The successful shifting and resetting of a sail of heavy canvas, as stiff and large as a moderate church carpet, depended on one man working a hundred feet up in the air on a swaying perch. With the exception of the man at the wheel, the whole watch on deck would run forward, and cast off the topsail sheet (a rope or a chain, but never a piece of canvas) and clew in the sail to the masthead. The sheet was what drew the clew out to the end of the gaff. Then they would raise the tack, one the inner corner, the clew being the outer. Next, the nimblest would run up the rigging to the crosstree and up the jacob’s ladder to the head of the lower mast, where the sail was gathered in.
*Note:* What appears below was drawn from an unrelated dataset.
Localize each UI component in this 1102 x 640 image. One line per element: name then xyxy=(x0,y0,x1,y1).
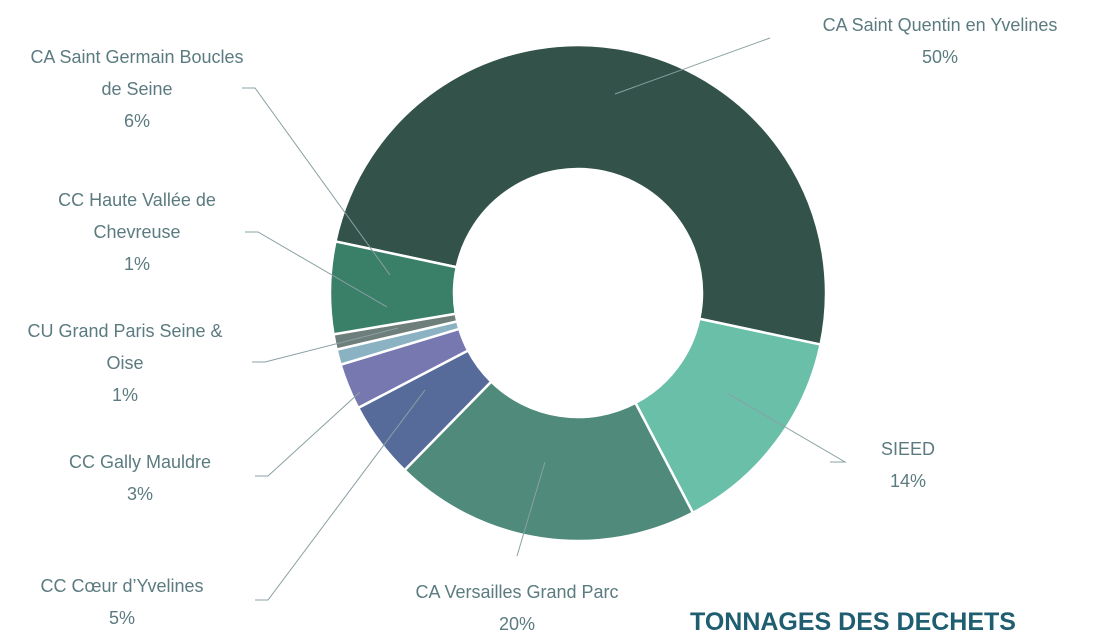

He would, at the right moment, capsize the a toggle or wooden pin which attached the topsail sheet to the clew cringle, and dip the end of the sheet over or under what was called the triatic stay, a stout piece of wire connecting the two mastheads. Its presence prevented the topsail swinging over with the lower sail as the vessel filled on the new tack, unless the sheet was shifted.
There was another piece of gear which had to be handled by the man aloft. This was the tack, a long rope hauling the inner corner of the topsail down. When he called “Trice up!” the crew below would haul on a tripline, which would raise the tack of the topsail to the level of the triatic stay. The hand aloft would then haul up the freed tack line, coiling it as it came, and with a hail of “Tack on deck!” would toss the coil over the triatic stay and let the long rope drop down to the waiting ones below on the other side of the mast. They would run the fall or loose end through a thimble, or lizard, to get a purchase, and haul the tack" down and belay on the weather side of the bitts or fiferail.
When the sheet had been shifted the masthead man would hail, “Sheet home!” The sheet led down from the clew through blocks or sheaves on the gaff to the deck. After casting off the clewline the crew below would take their end of the sheet to the capstan, and walk her around, heaving the clew of the topsail out to the gaff end. Then the lad who had gone aloft to shift the sheet, disdaining the ladderlike ratlins by which he had ascended, would slide down a halliard or a topmast shroud and resume his place at the wheel or on lookout. It was. a complicated job at best, and not' made any better by freezing rain snarling tack, trip-line, clewline and topsail sheet in a hopeless tangle on a dirty night, with a mate below setting the darkness on fire with threats of what he was going to do if he had to come up with breakfast for the blank-dashed-excoriated mariner of canine ancestry who had gone to. roost up there among the dickybirds. On such occasions one’s descent to the deck demanded skill and judgment and great knowledge of the military science of planned withdrawal to a prepared position, other than that reserved for the devil and his angels.